3. Clemente de Alexandria

Grego de uma família de libertos, nascido em torno do ano 180, no paganismo, Tito Flávio Clemente (mais conhecido por Clemente de Alexandria) encontra a doutrina cristã na juventude e a ela se converte de maneira profunda. Durante anos seguidos, em incessantes viagens da Grécia para a Síria e da Palestina para o Egito, este homem, que veio a ser um ícone da Igreja primitiva, procurou penetrar melhor na doutrina de Cristo, ouvindo atentamente a cristãos e sábios, adquirindo e desenvolvendo conhecimentos.

Dentre esses sábios houve um em especial que lhe chamou a atenção, fazendo do alexandrino seu seguidor (pela convergência de idéias). Esse homem chamava-se Panteno (tido como detentor de um conhecimento "superior"), de quem Clemente se tornou aluno, assistente e que, mais tarde, veio a superar aquele que foi conhecido como “abelha da Sicília”. Já no ano 200 Clemente teria ido além dos ensinamentos do seu tutor.

Sendo padre, mas sem obrigações paroquiais (não era muito afeito a celebrações), Clemente de Alexandria dedica-se inteiramente ao ensino cristão – catequese. Ao mesmo tempo em que fala, segue escrevendo; sempre infatigável, sempre profundo, embora por vezes caótico e difuso na sua linguagem.

Dono de um coração largo, espírito de uma cultura enorme, inteligência do mais vasto alcance, que o seu entusiasmo pela doutrina evangélica não impediria de se abrir a tudo (nem mesmo à tão atacada cultura pagã, em especial no que diz respeito à filosofia dos gregos). Em muitas passagens de suas obras sentimo-nos deveras comovidos: quando fala da virtude e da infância tão dedicadamente, a questão do casamento, e quando se refere a problemas que são sempre do maior interesse; como o das responsabilidades do dinheiro e o da salvação dos ricos (de grande dificuldade), dentre vários outros também de suma importância para nosso conhecimento e para a nossa religião como hoje a temos.

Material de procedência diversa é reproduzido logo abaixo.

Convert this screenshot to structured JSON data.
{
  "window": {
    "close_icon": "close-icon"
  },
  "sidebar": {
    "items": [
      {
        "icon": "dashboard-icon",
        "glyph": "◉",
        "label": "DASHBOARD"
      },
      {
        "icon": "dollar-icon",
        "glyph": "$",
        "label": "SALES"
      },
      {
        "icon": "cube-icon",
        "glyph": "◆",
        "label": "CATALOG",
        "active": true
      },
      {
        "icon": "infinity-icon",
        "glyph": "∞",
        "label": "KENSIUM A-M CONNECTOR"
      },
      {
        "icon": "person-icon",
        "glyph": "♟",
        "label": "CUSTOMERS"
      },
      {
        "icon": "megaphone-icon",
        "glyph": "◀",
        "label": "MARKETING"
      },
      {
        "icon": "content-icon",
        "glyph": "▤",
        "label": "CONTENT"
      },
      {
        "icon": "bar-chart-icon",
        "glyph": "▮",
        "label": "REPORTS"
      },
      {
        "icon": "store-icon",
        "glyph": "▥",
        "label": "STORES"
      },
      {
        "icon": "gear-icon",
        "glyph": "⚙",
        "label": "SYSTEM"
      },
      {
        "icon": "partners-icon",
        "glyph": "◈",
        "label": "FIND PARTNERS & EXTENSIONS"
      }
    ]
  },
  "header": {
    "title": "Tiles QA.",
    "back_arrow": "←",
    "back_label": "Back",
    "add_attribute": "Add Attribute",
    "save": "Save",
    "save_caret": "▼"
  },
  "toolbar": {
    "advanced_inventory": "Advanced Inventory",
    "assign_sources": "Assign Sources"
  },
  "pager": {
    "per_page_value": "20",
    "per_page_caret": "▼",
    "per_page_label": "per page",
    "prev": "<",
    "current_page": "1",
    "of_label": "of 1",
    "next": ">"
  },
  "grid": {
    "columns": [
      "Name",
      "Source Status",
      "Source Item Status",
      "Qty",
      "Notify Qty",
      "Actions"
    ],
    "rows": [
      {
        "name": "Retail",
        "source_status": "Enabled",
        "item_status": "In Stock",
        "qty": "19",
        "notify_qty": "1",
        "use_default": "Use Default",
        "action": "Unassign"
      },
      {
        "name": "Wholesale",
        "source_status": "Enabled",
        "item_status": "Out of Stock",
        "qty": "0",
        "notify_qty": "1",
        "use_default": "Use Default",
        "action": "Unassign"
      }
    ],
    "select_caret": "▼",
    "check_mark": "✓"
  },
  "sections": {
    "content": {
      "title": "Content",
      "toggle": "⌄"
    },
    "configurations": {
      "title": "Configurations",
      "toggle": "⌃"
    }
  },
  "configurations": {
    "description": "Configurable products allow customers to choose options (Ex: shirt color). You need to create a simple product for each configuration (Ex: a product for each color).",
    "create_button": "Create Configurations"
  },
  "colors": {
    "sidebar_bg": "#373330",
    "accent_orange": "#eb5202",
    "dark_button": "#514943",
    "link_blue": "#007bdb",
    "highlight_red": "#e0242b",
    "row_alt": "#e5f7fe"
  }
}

Quando a perseguição aos cristãos, promovida pelo imperador Sétimo Severo, fecha, por algum tempo, sua escola, refugia-se na Capadócia, junto de um de seus antigos alunos, onde continua seu fatigante trabalho. Clemente morre em 216, após muito ter contribuído para o desenvolvimento, e mesmo para o surgimento do que foi denominado “cristianismo primitivo”

4. Religião e Filosofia

Muitos são os estudiosos que apresentam o cristianismo do alexandrino como sendo uma filosofia. Embora guarde certo receio frente aos perigos que a cultura mundana oferece, Clemente designa a filosofia como importante fonte para a aquisição de uma fé melhor fundamentada. A filosofia grega é vista aqui como um todo, e não haveria o conhecimento, platônico, o aristotélico e tudo mais; apenas a totalidade. Daí, podemos lançar a importância da unidade, também, para a religião.

Fé e razão encontram-se interdependentes, onde se a fé não se apresenta como simples demonstração da razão, não pode se constituir, também, em algo que a negue; existe complementaridade. Deve-se buscar uma fé "sincera", através da Lei, da obediência e de uma vida reta em Cristo.

Como legítimo representante dos primórdios do Cristianismo, Clemente de Alexandria prega muito a importância da religião e a necessidade de que o povo a compreenda, para que ele adquira boas e corretas palavras que vão norteá-lo rumo à salvação perante Cristo.

Altamente influenciado pelos ideais neoplatônicos, o alexandrino não vê, como outros padres do período, apenas aspectos maus na cultura pagã. É bem o contrário, o conhecimento grego vai justamente facilitar que as pessoas compreendam melhor os ensinamentos do Senhor. Clemente chega a atribuir grande importância à filosofia, a tal ponto de compará-la à Bíblia, em termos da justificação que era lançada sobre gregos e hebreus, respectivamente. Há a valorização da filosofia sobre as demais ciências.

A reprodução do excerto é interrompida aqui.